L’appello non tralascia la questione degli ostaggi, affermando che quelli “crudelmente tenuti prigionieri da Hamas dal 7 ottobre 2023 continuano a soffrire terribilmente”. I ministri condannano la loro continua detenzione e chiedono il loro “rilascio immediato e incondizionato”, sottolineando che “un cessate il fuoco negoziato offre la migliore speranza di riportarli a casa e porre fine all’agonia delle loro famiglie”. Viene inoltre chiesto al governo israeliano di “togliere immediatamente le restrizioni al flusso degli aiuti” e di “consentire urgentemente all’Onu e alle Ong umanitarie di svolgere il loro lavoro salvavita in modo sicuro ed efficace”.
Opposizione al piano di insediamento E1
Un punto cruciale della dichiarazione è la ferma opposizione a “qualsiasi passo verso cambiamenti territoriali o demografici nei territori palestinesi occupati”. In particolare, il piano di insediamento E1, annunciato dall’Amministrazione Civile israeliana, viene descritto come un’iniziativa che, se attuata, “dividerebbe uno stato palestinese in due, segnando una flagrante violazione del diritto internazionale e minando criticamente la soluzione a due stati”.
Il piano E1, annunciato da Israele, mira a collegare Gerusalemme Est con l’insediamento di Ma’ale Adumim.

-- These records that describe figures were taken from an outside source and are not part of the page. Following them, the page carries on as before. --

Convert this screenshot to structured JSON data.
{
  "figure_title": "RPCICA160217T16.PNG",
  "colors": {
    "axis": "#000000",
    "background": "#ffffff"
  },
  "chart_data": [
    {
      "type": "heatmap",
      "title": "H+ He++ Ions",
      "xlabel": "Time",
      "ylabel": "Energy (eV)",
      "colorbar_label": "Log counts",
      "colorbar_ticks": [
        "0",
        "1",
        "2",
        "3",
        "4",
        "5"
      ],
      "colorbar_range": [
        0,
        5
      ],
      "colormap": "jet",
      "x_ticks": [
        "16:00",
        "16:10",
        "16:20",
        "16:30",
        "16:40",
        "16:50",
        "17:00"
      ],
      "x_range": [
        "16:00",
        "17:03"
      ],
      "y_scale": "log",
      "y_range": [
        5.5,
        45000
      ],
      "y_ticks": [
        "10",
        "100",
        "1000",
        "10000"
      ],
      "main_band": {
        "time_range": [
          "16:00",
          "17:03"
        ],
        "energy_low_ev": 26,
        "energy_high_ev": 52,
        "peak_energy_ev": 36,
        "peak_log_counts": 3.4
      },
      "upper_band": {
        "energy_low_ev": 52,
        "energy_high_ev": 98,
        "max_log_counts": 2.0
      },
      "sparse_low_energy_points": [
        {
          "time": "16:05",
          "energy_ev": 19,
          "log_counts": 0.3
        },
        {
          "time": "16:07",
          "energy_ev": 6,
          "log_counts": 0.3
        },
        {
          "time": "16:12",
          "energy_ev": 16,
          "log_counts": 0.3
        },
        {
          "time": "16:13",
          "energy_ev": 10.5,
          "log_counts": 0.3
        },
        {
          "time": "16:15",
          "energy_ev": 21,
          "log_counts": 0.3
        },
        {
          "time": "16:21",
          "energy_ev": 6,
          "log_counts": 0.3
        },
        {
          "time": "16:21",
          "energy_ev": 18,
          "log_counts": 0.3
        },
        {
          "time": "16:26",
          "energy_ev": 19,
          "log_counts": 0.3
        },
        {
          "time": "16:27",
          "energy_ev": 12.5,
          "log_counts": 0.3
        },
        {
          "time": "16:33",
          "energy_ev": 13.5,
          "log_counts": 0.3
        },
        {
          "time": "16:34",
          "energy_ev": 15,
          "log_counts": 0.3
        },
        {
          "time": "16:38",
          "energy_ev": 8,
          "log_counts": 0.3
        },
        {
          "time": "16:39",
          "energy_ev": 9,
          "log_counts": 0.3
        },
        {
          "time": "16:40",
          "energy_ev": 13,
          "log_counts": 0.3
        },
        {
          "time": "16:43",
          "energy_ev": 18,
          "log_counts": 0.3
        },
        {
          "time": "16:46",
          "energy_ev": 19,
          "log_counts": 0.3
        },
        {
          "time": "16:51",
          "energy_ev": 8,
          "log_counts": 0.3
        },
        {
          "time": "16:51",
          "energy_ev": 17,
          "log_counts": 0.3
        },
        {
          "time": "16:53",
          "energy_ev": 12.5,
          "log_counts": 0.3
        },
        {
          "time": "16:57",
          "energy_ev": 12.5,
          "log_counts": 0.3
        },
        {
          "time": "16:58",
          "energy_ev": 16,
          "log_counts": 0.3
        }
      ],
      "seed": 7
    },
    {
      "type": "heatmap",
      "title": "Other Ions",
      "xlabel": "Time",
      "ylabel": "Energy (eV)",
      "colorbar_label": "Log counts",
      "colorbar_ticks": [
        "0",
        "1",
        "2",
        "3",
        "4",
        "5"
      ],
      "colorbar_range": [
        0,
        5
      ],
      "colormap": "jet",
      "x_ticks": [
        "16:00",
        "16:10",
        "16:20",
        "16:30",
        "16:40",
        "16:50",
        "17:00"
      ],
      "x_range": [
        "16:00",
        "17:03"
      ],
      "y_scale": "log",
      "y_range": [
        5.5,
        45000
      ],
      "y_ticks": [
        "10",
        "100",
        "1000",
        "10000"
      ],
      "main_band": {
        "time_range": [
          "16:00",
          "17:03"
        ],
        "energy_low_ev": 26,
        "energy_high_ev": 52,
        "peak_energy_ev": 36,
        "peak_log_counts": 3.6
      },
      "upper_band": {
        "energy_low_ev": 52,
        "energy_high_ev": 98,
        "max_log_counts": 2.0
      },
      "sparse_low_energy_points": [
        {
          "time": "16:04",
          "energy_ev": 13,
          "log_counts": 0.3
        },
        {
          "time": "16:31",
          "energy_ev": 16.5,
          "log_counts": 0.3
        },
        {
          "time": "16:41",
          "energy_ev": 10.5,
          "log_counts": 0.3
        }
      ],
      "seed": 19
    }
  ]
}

Questa mossa potrebbe dividere in due la Cisgiordania, ostacolando la nascita di uno Stato palestinese. Diversi Paesi lo considerano contrario al diritto internazionale e una minaccia alla pace. Prevede l’espansione di insediamenti e lo sfollamento forzato di comunità beduine.
L’appello segnala inoltre che la costruzione di insediamenti in Cisgiordania, inclusa Gerusalemme Est, è accelerata, mentre la violenza dei coloni contro i Palestinesi è aumentata, e che “questo deve fermarsi”. La proposta di trasferire la popolazione palestinese in una “città umanitaria” è considerata “completamente inaccettabile”, poiché lo spostamento forzato permanente costituisce una “violazione del diritto internazionale umanitario”.
In chiusura, i firmatari esortano tutte le parti e la comunità internazionale a unirsi in uno sforzo comune per porre fine a questo “terribile conflitto” attraverso un “cessate il fuoco immediato, incondizionato e permanente”, ribadendo che “ulteriore spargimento di sangue non serve a nulla“. Viene riaffermato il “completo sostegno agli sforzi di Stati Uniti, Qatar ed Egitto per raggiungere questo obiettivo”.
La dichiarazione si conclude con l’affermazione che i firmatari sono “pronti a intraprendere ulteriori azioni per sostenere un cessate il fuoco immediato e un percorso politico verso la sicurezza e la pace per Israeliani, Palestinesi e l’intera regione”. Questo appello congiunto, che vede una così massiccia partecipazione di figure politiche europee, sottolinea la profonda preoccupazione e la volontà dell’Ue e dei suoi Stati membri di agire per una risoluzione pacifica del conflitto a Gaza.